Ramblings of a Psychotic American.

Welcome to my life.

Well, where to start. My name is.. well let us just say my name is Nyx and get on with it. I'm an antisocial shut in, my only contact with the outside world happens to be my job. Unless you count my computer. Even then I guess I don't really talk to many people. I have eight different personalities, which I assume you'll all be quite acquainted with later on in life. I have a severe case of Clinical Lycanthropy, meaning if my rage isn't over Nine-Thousand, it usually breaks. Some times I have no clue where my life is going and I'm not sure if I'm perfectly okay with this, or if I've just deluded myself enough into believing I am okay with this.

My only three true friends are so far away from me the only thing I can use to contact them is this damned computer. One friend lives in England, one in Michigan, and the other one is the person I'm currently in love with, who happens to live the farthest from me. Who would of figured that'd be just my luck, oh I know, I would have. Sometimes I think I'm unfit for society, other times I think society is just unfit. I am a "Garbage Disposal", I'll eat anything that won't eat me first. Unless it's something like dog shit, cause lets face it, I'm not that fucking goofy.
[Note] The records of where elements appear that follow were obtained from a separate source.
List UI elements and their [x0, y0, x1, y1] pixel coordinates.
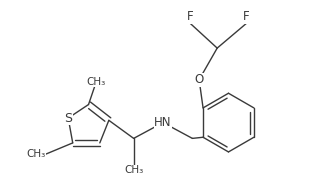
Text: CH₃: CH₃ [26, 149, 46, 159]
Text: F: F [187, 10, 193, 23]
Text: HN: HN [154, 116, 172, 129]
Text: S: S [64, 112, 72, 125]
Text: CH₃: CH₃ [87, 77, 106, 87]
Text: O: O [195, 73, 204, 86]
Text: F: F [243, 10, 250, 23]
Text: CH₃: CH₃ [124, 165, 143, 176]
People tend to hate me for no reason, I guess it's just the way I look. Then again nine times out of ten I have a constant scowl on my face and I don't even realise it. I'm twenty years old and just about to move out of my mothers house, even if it is only to go live with another relative for a short period of time. No, I'm not being sent off because I'm crazy. There will be no jumping to conclusions here, because fuck you don't judge me.